Apretó más el teléfono cuando leyó que en cuestión de minutos tendría que enfrentarse al amor de su vida y al hecho de tener que resolver tantas cosas acumuladas entre ellos.

Siempre temía por Garu, pero esta vez le temía a él realmente, mientras que en su cabeza solo daba vueltas la noche anterior, el beso y la confesión... Pero ir implicaba dar otro paso más, y si ya lo había logrado con su madre y Soso, podía ir contra el último que era el ninja.

-¿Quién es?- preguntó Soso, al ver su expresión.

-Shuny. Me dijo que Garu está en camino al Chin-Duda- dijo Pucca con sinceridad. No tenía ningún caso mentirle a Soso.

-¿Van a hablar?- preguntó el, serio.

-Si. Tengo muchas cosas que decirle, aunque no sé por dónde comenzar, en realidad- suspiró ella.

-Comienza por decirle lo idiota que es. Tal vez así se de cuenta el también de varias cosas- dijo, finjo ende que sonaba rudo. Pucca rió algo nerviosa entre dientes, pero con sinceridad.

Lo podía amar, claro... Pero Soso tenía razón. Garu era un idiota.

-Tengo que irme- dijo ella, guardando su celular en su bolsillo nuevamente y luego miro a Soso- No estés triste... Llegará alguien que apalancará este mal recuerdo y te hará ser muy feliz. Después de todo, te lo mereces-

Soso no le respondió, en realidad ya no había mucho que decir. Así que Pucca solamente se paro de puntito y depósito un tierno beso en su mejilla. El solo se quedó inmóvil, disfrutando de ese inocente contacto, y luego sus ojos bellamente oscuros le miraron.

-Nos vemos luego, Soso- dijo ella, agarró su saco de la banca y empezó a caminar. El solo se quedó ahí unos segundos, viendo como la chica que más había deseado se iba... Y como si ella se estuviese llevando parte de su vida. Por eso, alzó la voz:

-¡Pucca, espera!- le detuvo, desde su lugar. A la pelinegra le sorprendió un poco el brusco gesto, pero se giró a él... Y le sorprendió ver que tenía en sus labios la más sincera y hermosa sonrisa. -Tu también mereces toda la felicidad del mundo...No dejes que nadie te haga pensar lo contrario, ni si quiera tú misma-.

Esas últimas palabras fueron muy serias, si, pero curaron un poco el dolor que en ese momento sentía.
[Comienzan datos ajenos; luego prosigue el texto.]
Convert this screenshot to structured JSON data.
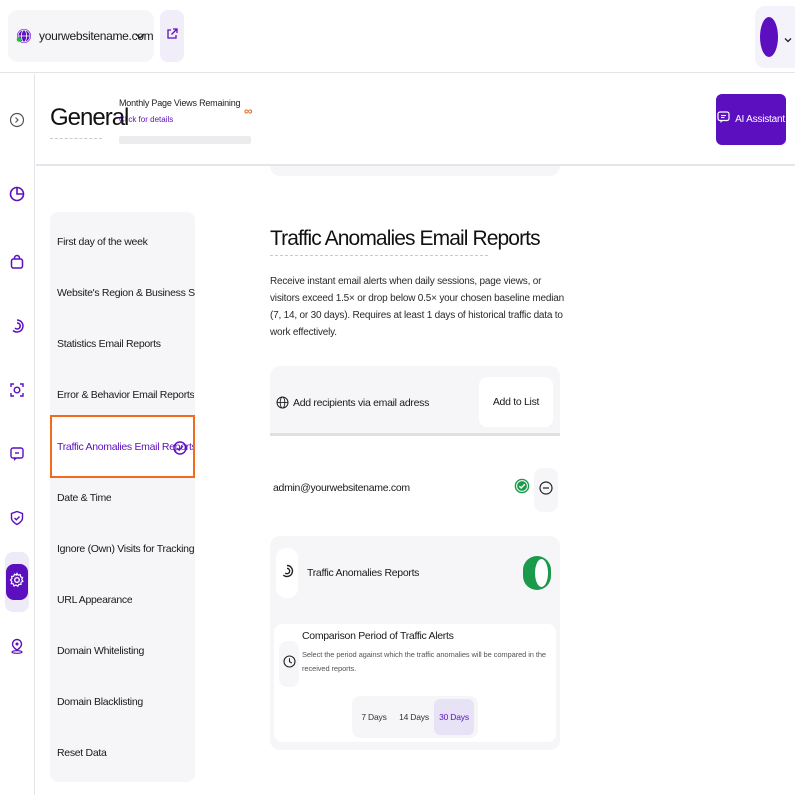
{
  "topbar": {
    "site_name": "yourwebsitename.com",
    "icons": {
      "site": "globe-icon",
      "dropdown": "chevron-down-icon",
      "external": "external-link-icon"
    }
  },
  "rail": {
    "items": [
      {
        "icon": "collapse-icon"
      },
      {
        "icon": "pie-chart-icon"
      },
      {
        "icon": "shopping-bag-icon"
      },
      {
        "icon": "traffic-icon"
      },
      {
        "icon": "target-icon"
      },
      {
        "icon": "feedback-icon"
      },
      {
        "icon": "shield-icon"
      },
      {
        "icon": "gear-icon",
        "active": true
      },
      {
        "icon": "location-icon"
      }
    ]
  },
  "header": {
    "title": "General",
    "page_views_label": "Monthly Page Views Remaining",
    "page_views_link": "Click for details",
    "page_views_value": "∞",
    "ai_button": "AI Assistant"
  },
  "settings_nav": {
    "items": [
      {
        "label": "First day of the week"
      },
      {
        "label": "Website's Region & Business Sector"
      },
      {
        "label": "Statistics Email Reports"
      },
      {
        "label": "Error & Behavior Email Reports"
      },
      {
        "label": "Traffic Anomalies Email Reports",
        "selected": true
      },
      {
        "label": "Date & Time"
      },
      {
        "label": "Ignore (Own) Visits for Tracking by..."
      },
      {
        "label": "URL Appearance"
      },
      {
        "label": "Domain Whitelisting"
      },
      {
        "label": "Domain Blacklisting"
      },
      {
        "label": "Reset Data"
      }
    ]
  },
  "main": {
    "title": "Traffic Anomalies Email Reports",
    "description": "Receive instant email alerts when daily sessions, page views, or visitors exceed 1.5× or drop below 0.5× your chosen baseline median (7, 14, or 30 days). Requires at least 1 days of historical traffic data to work effectively.",
    "recipients_label": "Add recipients via email adress",
    "add_button": "Add to List",
    "recipient_email": "admin@yourwebsitename.com",
    "report_label": "Traffic Anomalies Reports",
    "report_enabled": true,
    "period_title": "Comparison Period of Traffic Alerts",
    "period_desc": "Select the period against which the traffic anomalies will be compared in the received reports.",
    "period_options": [
      "7 Days",
      "14 Days",
      "30 Days"
    ],
    "period_selected": "30 Days"
  },
  "colors": {
    "brand": "#5b0fbf",
    "highlight": "#f26b1d",
    "success": "#1a9a4a"
  }
}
De nueva cuenta, Soso lo había hecho de nuevo. Así que solo sonrió al igual que el.

-Gracias de verdad, Soso- le dijo. El amplio su sonrisa, y antes de seguir caminando, se despidió de la manera más cálida posible de el- Hasta pronto-. Y siguió su camino.

-Hasta pronto, Pucca- susurró el otro, con el corazón en la mano, hasta que ella desapareció de su vista.

Ella no giró hacia atrás porque sabía que lloraría al dejar a Soso ahí plantado, solito. Pero no podía flaquear en ese momento y debía llegar al Chin-Duda lo más firme posible.

Después de todo, ya era hora de enfrentarse a Garu.